В комнате надо мной Манолита и англичанин производили немало шума, так что ее явно не арестовали.

– Правильно. Так и надо разговаривать, – пошутил Эл. – Только иногда требуется часа три-четыре отдыха, чтобы повторить.

Он надел свой кожаный шлем с толстым валиком, выражение его лица казалось хмурым, под глазами – темные круги.

– Встречаемся завтра вечером у Чикоте, – сказал я.

– Точно, – согласился он, не глядя мне в глаза. – Завтра вечером у Чикоте.

– Во сколько?

– Слушай, это уже лишнее, – покачал головой он. – Завтра вечером у Чикоте. Зачем уточнять время?

И он ушел.

Тому, кто не слишком хорошо знал его и кто не видел плацдарм, на котором ему предстояло завтра идти в наступление, могло показаться, что он очень сердит.
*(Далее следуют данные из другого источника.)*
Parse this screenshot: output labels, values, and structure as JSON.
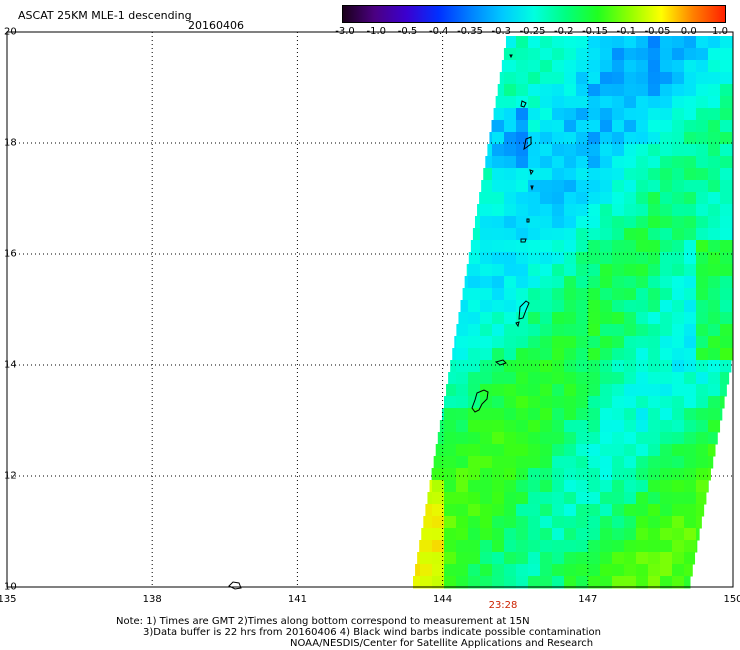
{
  "header": {
    "title": "ASCAT 25KM MLE-1 descending",
    "date": "20160406"
  },
  "colorbar": {
    "labels": [
      "-3.0",
      "-1.0",
      "-0.5",
      "-0.4",
      "-0.35",
      "-0.3",
      "-0.25",
      "-0.2",
      "-0.15",
      "-0.1",
      "-0.05",
      "0.0",
      "1.0"
    ],
    "colors": [
      "#1a001a",
      "#4b0082",
      "#3b00d0",
      "#0030ff",
      "#0080ff",
      "#00c8ff",
      "#00ffe0",
      "#00ff80",
      "#20ff20",
      "#90ff00",
      "#ffff00",
      "#ff8000",
      "#ff2000"
    ]
  },
  "axes": {
    "lat_labels": [
      "20",
      "18",
      "16",
      "14",
      "12",
      "10"
    ],
    "lon_labels": [
      "135",
      "138",
      "141",
      "144",
      "147",
      "150"
    ],
    "time_label": "23:28",
    "time_color": "#cc2200"
  },
  "notes": {
    "line1": "Note: 1) Times are GMT 2)Times along bottom correspond to measurement at 15N",
    "line2": "3)Data buffer is 22 hrs from 20160406 4) Black wind barbs indicate possible contamination",
    "line3": "NOAA/NESDIS/Center for Satellite Applications and Research"
  },
  "map": {
    "land_outline": "#000000",
    "grid_color": "#000000"
  }
}
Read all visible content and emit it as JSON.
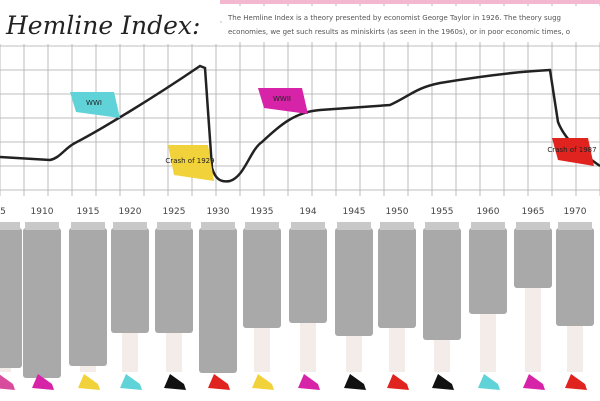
{
  "header": {
    "title": "Hemline Index:",
    "description": [
      "The Hemline Index is a theory presented by economist George Taylor in 1926. The theory sugg",
      "economies, we get such results as miniskirts (as seen in the 1960s), or in poor economic times, o"
    ]
  },
  "events": [
    {
      "label": "WWI",
      "color": "#5fd3d8"
    },
    {
      "label": "Crash of 1929",
      "color": "#f2d23a"
    },
    {
      "label": "WWII",
      "color": "#d623a8"
    },
    {
      "label": "Crash of 1987",
      "color": "#e0231e"
    }
  ],
  "years": [
    "5",
    "1910",
    "1915",
    "1920",
    "1925",
    "1930",
    "1935",
    "194",
    "1945",
    "1950",
    "1955",
    "1960",
    "1965",
    "1970"
  ]
}
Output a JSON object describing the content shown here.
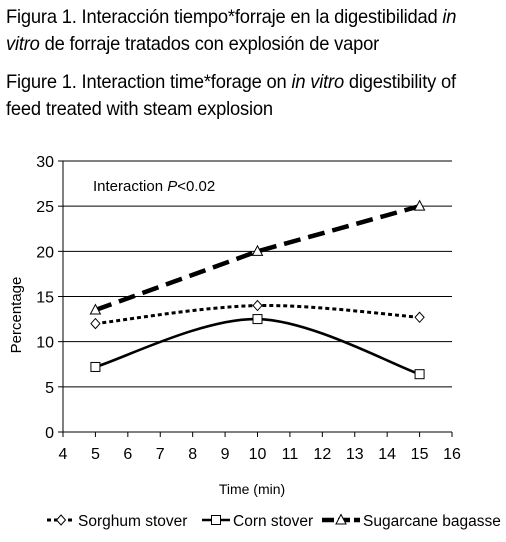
{
  "caption_es": {
    "l1_a": "Figura 1. Interacción tiempo*forraje en la digestibilidad ",
    "l1_i": "in",
    "l2_i": "vitro",
    "l2_b": " de forraje tratados con explosión de vapor"
  },
  "caption_en": {
    "l1_a": "Figure 1. Interaction time*forage on ",
    "l1_i": "in vitro",
    "l1_b": " digestibility of",
    "l2": "feed treated with steam explosion"
  },
  "chart_data": {
    "type": "line",
    "xlabel": "Time (min)",
    "ylabel": "Percentage",
    "xlim": [
      4,
      16
    ],
    "ylim": [
      0,
      30
    ],
    "xticks": [
      4,
      5,
      6,
      7,
      8,
      9,
      10,
      11,
      12,
      13,
      14,
      15,
      16
    ],
    "yticks": [
      0,
      5,
      10,
      15,
      20,
      25,
      30
    ],
    "grid": "horizontal",
    "annotation": {
      "prefix": "Interaction ",
      "italic": "P",
      "suffix": "<0.02"
    },
    "legend_position": "bottom",
    "x": [
      5,
      10,
      15
    ],
    "series": [
      {
        "name": "Sorghum stover",
        "values": [
          12,
          14,
          12.7
        ],
        "style": "dotted",
        "marker": "diamond"
      },
      {
        "name": "Corn stover",
        "values": [
          7.2,
          12.5,
          6.4
        ],
        "style": "solid",
        "marker": "square"
      },
      {
        "name": "Sugarcane bagasse",
        "values": [
          13.5,
          20,
          25
        ],
        "style": "dashed",
        "marker": "triangle"
      }
    ]
  }
}
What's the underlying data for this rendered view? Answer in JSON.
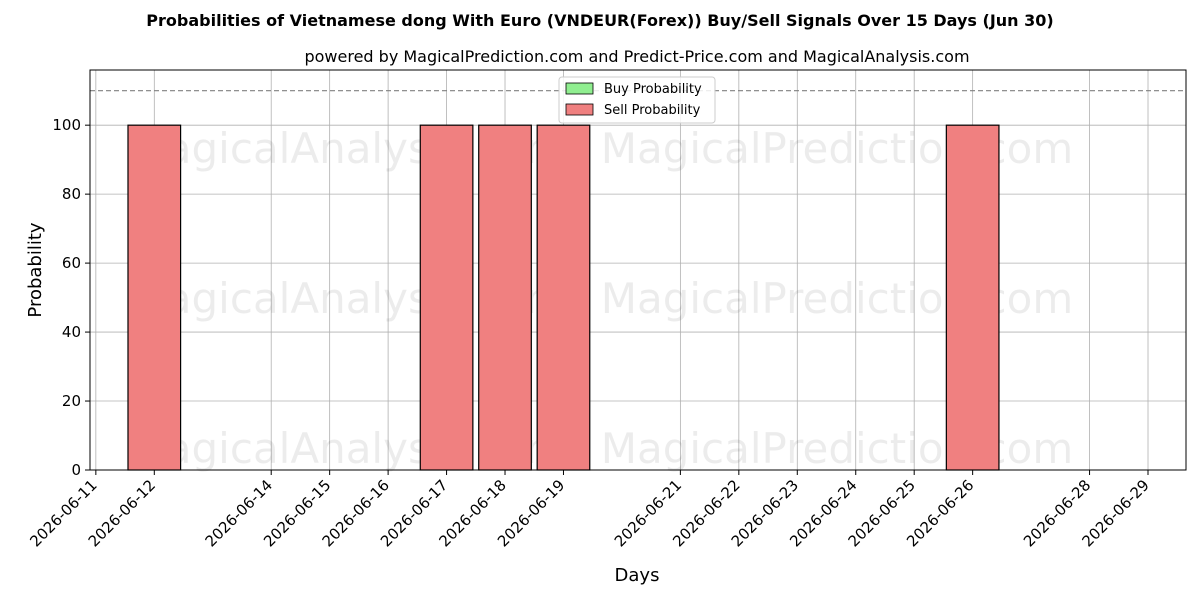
{
  "chart_data": {
    "type": "bar",
    "title": "Probabilities of Vietnamese dong With Euro (VNDEUR(Forex)) Buy/Sell Signals Over 15 Days (Jun 30)",
    "subtitle": "powered by MagicalPrediction.com and Predict-Price.com and MagicalAnalysis.com",
    "xlabel": "Days",
    "ylabel": "Probability",
    "ylim": [
      0,
      116
    ],
    "yticks": [
      0,
      20,
      40,
      60,
      80,
      100
    ],
    "xlim": [
      "2026-06-11",
      "2026-06-29"
    ],
    "categories": [
      "2026-06-11",
      "2026-06-12",
      "2026-06-14",
      "2026-06-15",
      "2026-06-16",
      "2026-06-17",
      "2026-06-18",
      "2026-06-19",
      "2026-06-21",
      "2026-06-22",
      "2026-06-23",
      "2026-06-24",
      "2026-06-25",
      "2026-06-26",
      "2026-06-28",
      "2026-06-29"
    ],
    "threshold_line": 110,
    "grid": true,
    "legend_position": "top-center",
    "series": [
      {
        "name": "Buy Probability",
        "color": "#90ee90",
        "points": []
      },
      {
        "name": "Sell Probability",
        "color": "#f08080",
        "points": [
          {
            "x": "2026-06-12",
            "y": 100
          },
          {
            "x": "2026-06-17",
            "y": 100
          },
          {
            "x": "2026-06-18",
            "y": 100
          },
          {
            "x": "2026-06-19",
            "y": 100
          },
          {
            "x": "2026-06-26",
            "y": 100
          }
        ]
      }
    ],
    "watermarks": [
      "MagicalAnalysis.com",
      "MagicalPrediction.com"
    ]
  }
}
Думаю, где-то в глубине души он и был сердит, очень сердит. Человека многое может рассердить, например, то, что ему придется умереть зря. Но с другой стороны, наверное, именно сердитое настроение лучше всего подходит для атаки.

Под гребнем

В самую жару, глотая поднятую ветром пыль, мы вернулись – во рту пересохло, нос забит, тяжело нагруженные, – спустились с длинного гребня над рекой, за которым шел бой, в расположение резерва испанских войск.